# File sharing over long distance



## Niki

Hi guys   ,

File sharing between computers can be done in a LAN. 
And internet (WAN?) file sharing with softwares such as Kazaa, etc.. 

Do u guys know any way to solve this senario: 
Computer A (US), Com B (UK), Com C (France) 

Task: File sharing between Computer A and B. (Shared folder or any other way) Computer A can acces files from Computer B.

If Com A, B and C are all under same location and connected via a local switch, hub, or router then its easy. But if the distance is far, how do u do it without uploading the files into the internet?


----------



## Niki

I heard that we can do that with VPN (Virtual Private Network or some thing), any one here knows any thing about it? How do I set it up? Any advice?


----------



## Trizoy

Just ftp it.. you will have to deal with dynamic/static ip and all that junk..


----------



## jcnoernberg

yeah ftp is the way to go... plus anyone else in the future can be granted access with an account...

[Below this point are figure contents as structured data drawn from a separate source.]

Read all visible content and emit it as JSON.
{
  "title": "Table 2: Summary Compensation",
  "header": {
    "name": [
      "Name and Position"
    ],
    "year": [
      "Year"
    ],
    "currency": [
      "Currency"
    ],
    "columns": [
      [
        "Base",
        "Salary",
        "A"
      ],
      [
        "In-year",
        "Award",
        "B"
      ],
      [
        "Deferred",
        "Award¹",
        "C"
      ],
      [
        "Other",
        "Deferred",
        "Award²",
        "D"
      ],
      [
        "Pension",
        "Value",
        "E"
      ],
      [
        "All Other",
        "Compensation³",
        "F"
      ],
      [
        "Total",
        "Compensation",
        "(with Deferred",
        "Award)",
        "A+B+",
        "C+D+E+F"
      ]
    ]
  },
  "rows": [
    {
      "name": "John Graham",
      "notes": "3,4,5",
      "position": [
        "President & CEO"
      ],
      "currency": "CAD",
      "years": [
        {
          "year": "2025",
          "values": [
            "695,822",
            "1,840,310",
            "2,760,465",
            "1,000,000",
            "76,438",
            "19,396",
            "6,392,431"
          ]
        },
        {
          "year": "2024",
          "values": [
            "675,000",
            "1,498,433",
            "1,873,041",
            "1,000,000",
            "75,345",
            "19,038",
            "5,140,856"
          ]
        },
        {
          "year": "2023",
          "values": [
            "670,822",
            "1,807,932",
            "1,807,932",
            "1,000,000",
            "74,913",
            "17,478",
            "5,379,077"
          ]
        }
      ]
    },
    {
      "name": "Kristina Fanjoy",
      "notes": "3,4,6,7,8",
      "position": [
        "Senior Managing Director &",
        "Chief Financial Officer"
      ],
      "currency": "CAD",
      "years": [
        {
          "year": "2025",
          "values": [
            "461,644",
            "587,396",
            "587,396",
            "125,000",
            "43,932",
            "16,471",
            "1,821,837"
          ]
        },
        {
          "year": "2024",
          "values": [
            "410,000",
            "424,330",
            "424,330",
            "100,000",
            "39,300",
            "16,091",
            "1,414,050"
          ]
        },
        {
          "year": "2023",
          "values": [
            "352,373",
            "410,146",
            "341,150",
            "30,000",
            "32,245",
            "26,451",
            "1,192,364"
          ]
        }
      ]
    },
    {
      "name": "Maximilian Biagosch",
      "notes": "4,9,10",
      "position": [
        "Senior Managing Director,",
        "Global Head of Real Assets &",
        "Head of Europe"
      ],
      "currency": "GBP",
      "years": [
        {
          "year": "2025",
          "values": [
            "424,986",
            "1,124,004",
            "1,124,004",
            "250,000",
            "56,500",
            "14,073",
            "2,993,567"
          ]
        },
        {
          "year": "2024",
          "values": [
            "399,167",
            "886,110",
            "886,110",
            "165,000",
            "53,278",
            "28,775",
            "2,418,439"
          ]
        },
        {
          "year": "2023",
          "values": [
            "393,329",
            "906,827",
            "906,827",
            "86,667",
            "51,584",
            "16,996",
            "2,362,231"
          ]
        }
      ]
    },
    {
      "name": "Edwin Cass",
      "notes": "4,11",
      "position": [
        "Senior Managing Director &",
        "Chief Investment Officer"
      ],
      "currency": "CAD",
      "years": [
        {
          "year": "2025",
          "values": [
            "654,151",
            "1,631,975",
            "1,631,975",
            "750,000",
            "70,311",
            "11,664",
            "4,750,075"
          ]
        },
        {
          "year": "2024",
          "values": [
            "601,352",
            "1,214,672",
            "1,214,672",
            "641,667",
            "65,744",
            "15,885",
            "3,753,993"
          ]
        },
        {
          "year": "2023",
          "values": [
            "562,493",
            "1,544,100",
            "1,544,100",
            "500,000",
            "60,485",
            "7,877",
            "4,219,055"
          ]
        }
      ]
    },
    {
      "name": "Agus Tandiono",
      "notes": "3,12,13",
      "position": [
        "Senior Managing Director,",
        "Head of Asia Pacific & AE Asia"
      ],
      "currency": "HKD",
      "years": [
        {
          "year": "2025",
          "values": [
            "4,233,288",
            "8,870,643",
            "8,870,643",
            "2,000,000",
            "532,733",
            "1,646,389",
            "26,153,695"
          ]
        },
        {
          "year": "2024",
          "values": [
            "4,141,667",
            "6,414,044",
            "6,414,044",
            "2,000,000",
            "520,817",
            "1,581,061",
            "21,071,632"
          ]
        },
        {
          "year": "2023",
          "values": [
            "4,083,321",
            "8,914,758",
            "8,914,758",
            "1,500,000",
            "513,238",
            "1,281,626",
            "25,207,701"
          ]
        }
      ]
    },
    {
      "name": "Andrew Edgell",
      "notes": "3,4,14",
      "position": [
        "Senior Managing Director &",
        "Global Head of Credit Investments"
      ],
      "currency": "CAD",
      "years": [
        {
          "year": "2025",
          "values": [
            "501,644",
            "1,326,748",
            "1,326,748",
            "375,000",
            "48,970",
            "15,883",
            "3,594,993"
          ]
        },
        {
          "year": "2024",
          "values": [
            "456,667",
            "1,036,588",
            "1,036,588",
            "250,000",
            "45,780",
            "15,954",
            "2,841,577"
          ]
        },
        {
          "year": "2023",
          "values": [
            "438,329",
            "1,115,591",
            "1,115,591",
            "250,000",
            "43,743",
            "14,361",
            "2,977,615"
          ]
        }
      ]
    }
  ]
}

I used to have SERV-U running, as the server... To solve the dynamic ip issue, goto http://www.dyndns.org/.  Last time I used it, they had a little client that would automatically sync a made up hostname you got for free like (johnsftp.dyndns.org) to your current ip.  so you couold always use an ftp address like ftp://name:password@johnsdyndns.org no matter what your ip changed to...


----------



## lynx6200

You can use VPN, virtual private networking, just need to set it up correctly.  Once setup up, you can connect to the other computers.  You could also use Remote Desktop, and connect to the computers IP, or maybe Nortons PC anywhere.


----------



## WhaT

this might help you http://hamachi.cc.


----------



## Niki

Thanks guys for the replies..


----------



## Platinum

A point-to-point connection would work too, but it's expensive. That's mainly for large companies who deal with over-sea branches.


----------



## dyserq

Go with the VPN


----------



## Niki

dyserq said:
			
		

> Go with the VPN



Do you know who to setup VPN connection?


----------